Reflections and Resolutions
An Interview with Andrew Reid, Co-Head of Cash Management Corporates, EMEA, Deutsche Bank
As the New Year gathers momentum, thoughts turn to the outlook for the next 12 months. Andrew Reid, Co-Head of Corporates Cash Management, EMEA, Deutsche Bank, reflects on 2014 and outlines his expectations for 2015.
What would you highlight as the most significant trends and events of 2014?
Clearly, the social and political upheaval in Ukraine, the devastating effects of extremism in Syria, Iraq and Nigeria, the ebola tragedy in West Africa, and more recently, events in France, have dominated the headlines for some time. These all continue to demand our attention and, where necessary, our support.
Given the uncertainty and volatility these events have created on a macro level, access to comprehensive and timely data has never been more important to corporate treasurers. Banks such as Deutsche Bank are committed to the provision of real-time information to facilitate efficient, automated processes, high quality reporting and analysis and informed decision-making. In tandem, the convenience and sophistication of technology continues to develop, with new market entrants creating opportunities for partnerships and alliances that enable us to support our clients in innovative and exciting ways.
From a transaction banking standpoint, it is impossible to discuss 2014 without reference to SEPA. Following months, indeed years in some cases, of preparation, the SEPA migration end date was a milestone for harmonisation throughout the SEPA-zone. In many ways, however, it is the starting point of the process.
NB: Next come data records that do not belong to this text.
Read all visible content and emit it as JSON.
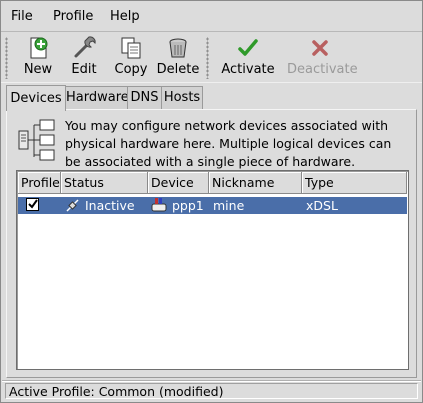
{
  "menubar": {
    "file": "File",
    "profile": "Profile",
    "help": "Help"
  },
  "toolbar": {
    "new": "New",
    "edit": "Edit",
    "copy": "Copy",
    "delete": "Delete",
    "activate": "Activate",
    "deactivate": "Deactivate"
  },
  "tabs": [
    "Devices",
    "Hardware",
    "DNS",
    "Hosts"
  ],
  "info_text": "You may configure network devices associated with physical hardware here.  Multiple logical devices can be associated with a single piece of hardware.",
  "table": {
    "headers": [
      "Profile",
      "Status",
      "Device",
      "Nickname",
      "Type"
    ],
    "rows": [
      {
        "profile_checked": true,
        "status": "Inactive",
        "device": "ppp1",
        "nickname": "mine",
        "type": "xDSL"
      }
    ]
  },
  "statusbar": "Active Profile: Common (modified)",
  "colors": {
    "selection": "#4a6ea9",
    "background": "#dcdcdc",
    "new_icon": "#2f9a2a",
    "activate_icon": "#2f9a2a",
    "deactivate_icon": "#b04040"
  },
  "icons": {
    "new": "new-document-icon",
    "edit": "wrench-icon",
    "copy": "copy-documents-icon",
    "delete": "trash-can-icon",
    "activate": "green-check-icon",
    "deactivate": "red-x-icon",
    "network": "network-devices-icon",
    "status_inactive": "disconnected-plug-icon",
    "device": "modem-icon"
  }
}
Having implemented a common framework for payments and collections across the Eurozone, there is now an unprecedented opportunity to achieve standardisation, efficiency and automation that benefits all market participants. In the past, new initiatives have often been limited to single countries, but the potential for innovation now extends across the Eurozone and beyond, with opportunities, particularly, for multinational corporations.
What are treasurers now focusing on in a post-SEPA environment?
Now that treasurers have achieved SEPA compliance, many are reviewing their cash management and banking structures to simplify and standardise wherever possible.
From a Deutsche Bank perspective, we worked closely with clients in the run-up to SEPA. There were two phases to this – the first being ‘SEPA musts’ – i.e., the tasks that need to be undertaken in order to achieve compliance. The second phase is what we are calling ‘SEPA coulds’ – how to leverage SEPA as a catalyst for reorganisation and re-engineering.
Our clients have been particularly interested in working with us in this area, closely looking at the working capital cycle to identify opportunities for efficiency and value creation.
To support this, we have expanded our working capital advisory group to offer the depth of expertise our clients are looking for. This has resulted in projects to increase standardisation and centralisation, with a growing number of companies implementing in-house banks that make payments-on-behalf-of (POBO) and collections-on-behalf-of (COBO) group entities. We are helping companies to set up these structures and fully leverage the advantages, such as using virtual accounts to refine and automate bank account reconciliation and account posting.
How do you see these trends evolving in 2015?
More than ever, treasurers and finance managers are taking an integrated view of working capital and looking at their activities across the financial supply chain. Within this overall theme, treasurers have different objectives. For some, operational efficiency is the priority, leveraging structured information provided by counterparties (both commercial and financial) to create sophisticated automated processes. For others, the fundamentals of liquidity management continue to be important, i.e., ensuring access to cash to fund liabilities, a significant challenge in the Basel III environment. This is leading to a greater focus on extraction of liquidity from the working capital cycle through a combination of working capital efficiency and alternative tools such as receivables financing.